La philosophie critique de Kant guérit la raison de ses prétentions à la connaissance universelle. Nous avons un accès restreint aux choses, alors autant en prendre soin, et si possible avec méthode. Qui plus est, la loi morale, qui est en chacun de nous, nous dit "Tu dois" comme si la maxime notre action devait en principe être universalisable. Cette toile de fond idéaliste atténue-t-elle le légendaire problème de la sexualité ?
Constitution du sujet altruiste
La pratique du sexe est-elle vraiment mal perçue par la morale kantienne ? Comme le souligne le petit opuscule de Botul, n’allons pas accuser Kant de se contredire dans ses principes. Ces derniers sont pointus et il est fondamental de les évaluer correctement. En fait, le critère de la moralité ne dépend pas d’une action particulière, il provient plutôt d’une façon d’accomplir l’action en conformité avec la représentation que nous avons de la loi morale. Effectivement, si l’action particulière était le seul point d’ancrage de la morale, on agirait simplement pour la recherche des honneurs, et ainsi nous utiliserions les autres comme des moyens en vue d’atteindre une fin égoïste.
Dans la mesure où l’impératif catégorique est une disposition que tout le monde possède en vertu de sa raison, la représentation de la loi morale induit un sentiment de respect de l’humanité tout entière. Toutefois le respect de la loi morale fonde l’autonomie d’un sujet par le biais d’un effort coûteux qui n’est pas dépourvu d’antagonismes : en choisissant d’agir selon les principes universels d’humanité et de respect, on s’arrache des penchants naturels qui nous assaillent, et c’est précisément ce sur quoi repose la véritable autonomie de la volonté : la volonté détient un libre choix entre le "tu dois" et les désirs.
Il faudrait idéalement savoir dire "non" aux inclinations naturelles.
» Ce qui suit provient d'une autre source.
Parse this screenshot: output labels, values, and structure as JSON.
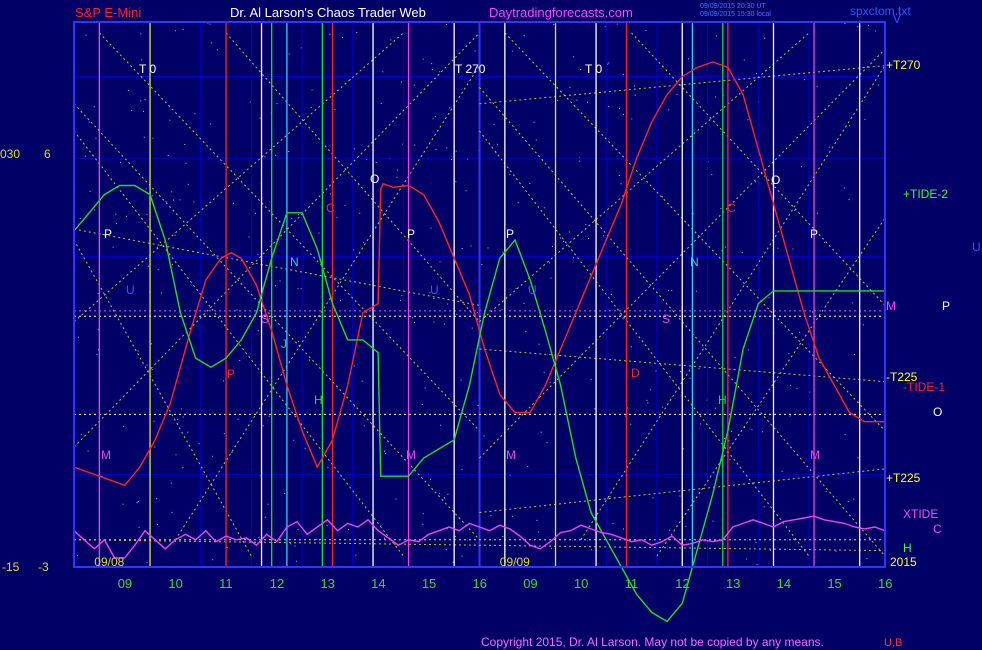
{
  "header": {
    "instrument": "S&P E-Mini",
    "author": "Dr. Al Larson's Chaos Trader Web",
    "site": "Daytradingforecasts.com",
    "timestamp_1": "09/09/2015 20:30 UT",
    "timestamp_2": "09/09/2015 15:30 local",
    "file": "spxctom.txt"
  },
  "footer": {
    "copyright": "Copyright 2015, Dr. Al Larson. May not be copied by any means.",
    "code": "U,B"
  },
  "left_labels": {
    "upper_a": "030",
    "upper_b": "6",
    "lower_a": "-15",
    "lower_b": "-3"
  },
  "right_labels": {
    "v": "V",
    "t270": "+T270",
    "tide2": "+TIDE-2",
    "u": "U",
    "m": "M",
    "p": "P",
    "tm225": "-T225",
    "tide1": "-TIDE-1",
    "o": "O",
    "tp225": "+T225",
    "xtide": "XTIDE",
    "c": "C",
    "h": "H",
    "year": "2015"
  },
  "colors": {
    "background": "#000066",
    "frame": "#3333ff",
    "grid": "#0000cc",
    "red": "#ff2222",
    "green": "#22dd22",
    "magenta": "#ee44ee",
    "yellow": "#e6e620",
    "white": "#ffffff",
    "cyan": "#33ccff"
  },
  "chart_data": {
    "type": "line",
    "title": "S&P E-Mini",
    "x_tick_labels": [
      "09",
      "10",
      "11",
      "12",
      "13",
      "14",
      "15",
      "16",
      "09",
      "10",
      "11",
      "12",
      "13",
      "14",
      "15",
      "16"
    ],
    "date_labels": [
      "09/08",
      "09/09"
    ],
    "series": [
      {
        "name": "TIDE-1",
        "color": "red",
        "x": [
          0,
          0.5,
          1,
          1.3,
          1.6,
          1.9,
          2.1,
          2.3,
          2.6,
          2.9,
          3.1,
          3.3,
          3.6,
          3.9,
          4.2,
          4.5,
          4.8,
          5.1,
          5.4,
          5.7,
          6.0,
          6.05,
          6.1,
          6.3,
          6.6,
          6.9,
          7.2,
          7.5,
          7.8,
          8.1,
          8.4,
          8.7,
          9.0,
          9.3,
          9.6,
          9.9,
          10.2,
          10.5,
          10.8,
          11.1,
          11.4,
          11.7,
          12.0,
          12.3,
          12.6,
          12.9,
          13.2,
          13.5,
          13.8,
          14.1,
          14.4,
          14.7,
          15.0,
          15.3,
          15.6,
          16
        ],
        "y": [
          -9.5,
          -10,
          -10.5,
          -9.5,
          -8,
          -6,
          -4,
          -2,
          0.8,
          2,
          2.3,
          2,
          0.5,
          -2,
          -5,
          -7.5,
          -9.5,
          -8,
          -5,
          -1,
          -0.5,
          5.8,
          6.1,
          5.9,
          6,
          5.5,
          4,
          2,
          0,
          -3,
          -5.5,
          -6.5,
          -6.5,
          -5,
          -3,
          -1,
          1,
          3,
          5,
          7.5,
          9.5,
          11,
          12,
          12.5,
          12.8,
          12.5,
          11,
          8,
          5,
          2,
          -1,
          -3.5,
          -5,
          -6.5,
          -7,
          -7
        ]
      },
      {
        "name": "TIDE-2",
        "color": "green",
        "x": [
          0,
          0.3,
          0.6,
          0.9,
          1.2,
          1.5,
          1.8,
          2.1,
          2.4,
          2.7,
          3.0,
          3.3,
          3.6,
          3.9,
          4.2,
          4.5,
          4.8,
          5.1,
          5.4,
          5.7,
          6.0,
          6.05,
          6.3,
          6.6,
          6.9,
          7.2,
          7.5,
          7.8,
          8.1,
          8.4,
          8.7,
          9.0,
          9.3,
          9.6,
          9.9,
          10.2,
          10.5,
          10.8,
          11.1,
          11.4,
          11.7,
          12.0,
          12.3,
          12.6,
          12.9,
          13.2,
          13.5,
          13.8,
          14.1,
          14.4,
          14.7,
          15.0,
          15.3,
          15.6,
          15.9,
          16
        ],
        "y": [
          3.5,
          4.5,
          5.5,
          6,
          6,
          5.5,
          3,
          -1,
          -3.5,
          -4,
          -3.5,
          -2.5,
          -1,
          2,
          4.5,
          4.5,
          2.5,
          -0.5,
          -2.5,
          -2.5,
          -3.2,
          -10,
          -10,
          -10,
          -9,
          -8.5,
          -8,
          -5,
          -1,
          2,
          3,
          0.8,
          -2,
          -5,
          -9,
          -12,
          -13.5,
          -15,
          -16.5,
          -17.5,
          -18,
          -17,
          -14,
          -11,
          -7.5,
          -3,
          -0.5,
          0.2,
          0.2,
          0.2,
          0.2,
          0.2,
          0.2,
          0.2,
          0.2,
          0.2
        ]
      },
      {
        "name": "XTIDE",
        "color": "magenta",
        "x": [
          0,
          0.2,
          0.4,
          0.6,
          0.8,
          1.0,
          1.2,
          1.4,
          1.6,
          1.8,
          2.0,
          2.2,
          2.4,
          2.6,
          2.8,
          3.0,
          3.2,
          3.4,
          3.6,
          3.8,
          4.0,
          4.2,
          4.4,
          4.6,
          4.8,
          5.0,
          5.2,
          5.4,
          5.6,
          5.8,
          6.0,
          6.2,
          6.4,
          6.6,
          6.8,
          7.0,
          7.2,
          7.4,
          7.6,
          7.8,
          8.0,
          8.2,
          8.4,
          8.6,
          8.8,
          9.0,
          9.2,
          9.4,
          9.6,
          9.8,
          10.0,
          10.2,
          10.4,
          10.6,
          10.8,
          11.0,
          11.2,
          11.4,
          11.6,
          11.8,
          12.0,
          12.2,
          12.4,
          12.6,
          12.8,
          13.0,
          13.2,
          13.4,
          13.6,
          13.8,
          14.0,
          14.2,
          14.4,
          14.6,
          14.8,
          15.0,
          15.2,
          15.4,
          15.6,
          15.8,
          16
        ],
        "y": [
          -13,
          -13.5,
          -14,
          -13.5,
          -14.5,
          -14.5,
          -13.8,
          -13,
          -13.5,
          -14,
          -13.5,
          -13.2,
          -13.5,
          -13,
          -13.6,
          -13.3,
          -13.5,
          -13.4,
          -13.8,
          -13.2,
          -13.6,
          -12.8,
          -12.5,
          -13.2,
          -12.8,
          -12.4,
          -13,
          -12.6,
          -12.8,
          -12.4,
          -13,
          -13.4,
          -13.8,
          -13.5,
          -13.6,
          -13.2,
          -13,
          -12.8,
          -13,
          -12.6,
          -12.8,
          -13,
          -12.7,
          -12.9,
          -13.3,
          -13.8,
          -14,
          -13.6,
          -13.1,
          -13,
          -12.7,
          -12.9,
          -13.1,
          -13.2,
          -13.4,
          -13.6,
          -13.5,
          -13.8,
          -13.6,
          -13.3,
          -13.8,
          -13.7,
          -13.5,
          -13.6,
          -13.5,
          -12.8,
          -12.6,
          -12.4,
          -12.6,
          -12.8,
          -12.5,
          -12.4,
          -12.3,
          -12.2,
          -12.4,
          -12.5,
          -12.6,
          -12.8,
          -12.9,
          -12.8,
          -13
        ]
      }
    ],
    "ylim": [
      -15,
      15
    ]
  }
}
Aussi la moralité n’a pas pour vocation de combler des brèches en espérant aboutir à de petits bonheurs préfabriqués et isolés, tout au contraire doit-elle prouver que ses manières d’agir se rendent dignes du bonheur en tant que tel. C’est la raison pour laquelle mériter le bonheur se distingue de sa quête effrénée.
Raisonnable, sexué et responsable
L’aridité presque comique du style de vie kantien peut bien nous sembler invivable, en revanche cette retraite philosophique ne dérange personne. Petit bonhomme chétif, Kant est probablement à l’écoute de son "Tu dois" lorsqu’il passe les vingt dernières années de sa vie à composer l’un des plus grands systèmes de l’histoire de la philosophie. Ses actions maximisent ce que sa volonté choisit raisonnablement comme étant pour lui et pour les autres le plus serviable. Dans cette optique, toute publicité de l’intimité est subsidiaire, l’intime n’étant en principe jamais en contact avec le domaine public.
Le cas de la sexualité s’annonce désormais comme un problème moral qui outrepasse toutes les idées classiques de performance, de mode ou de "devoir conjugal". L’avantage de la loi morale, c’est qu’elle ne doit jamais disparaître si l’on veut préserver les souches de la moralité. En formulant l’impératif catégorique, Kant édifie le sujet non plus comme un sujet cartésien qui se reconnaît en premier lieu comme un être pensant, il édifie un sujet qui se reconnaît comme une personne à part entière, comme un habitant du monde. Ainsi, outre le caractère universel de la raison qui peut se contraindre librement à choisir la morale et les plaisirs, Kant insiste de manière sous-jacente sur la nécessité de la communication.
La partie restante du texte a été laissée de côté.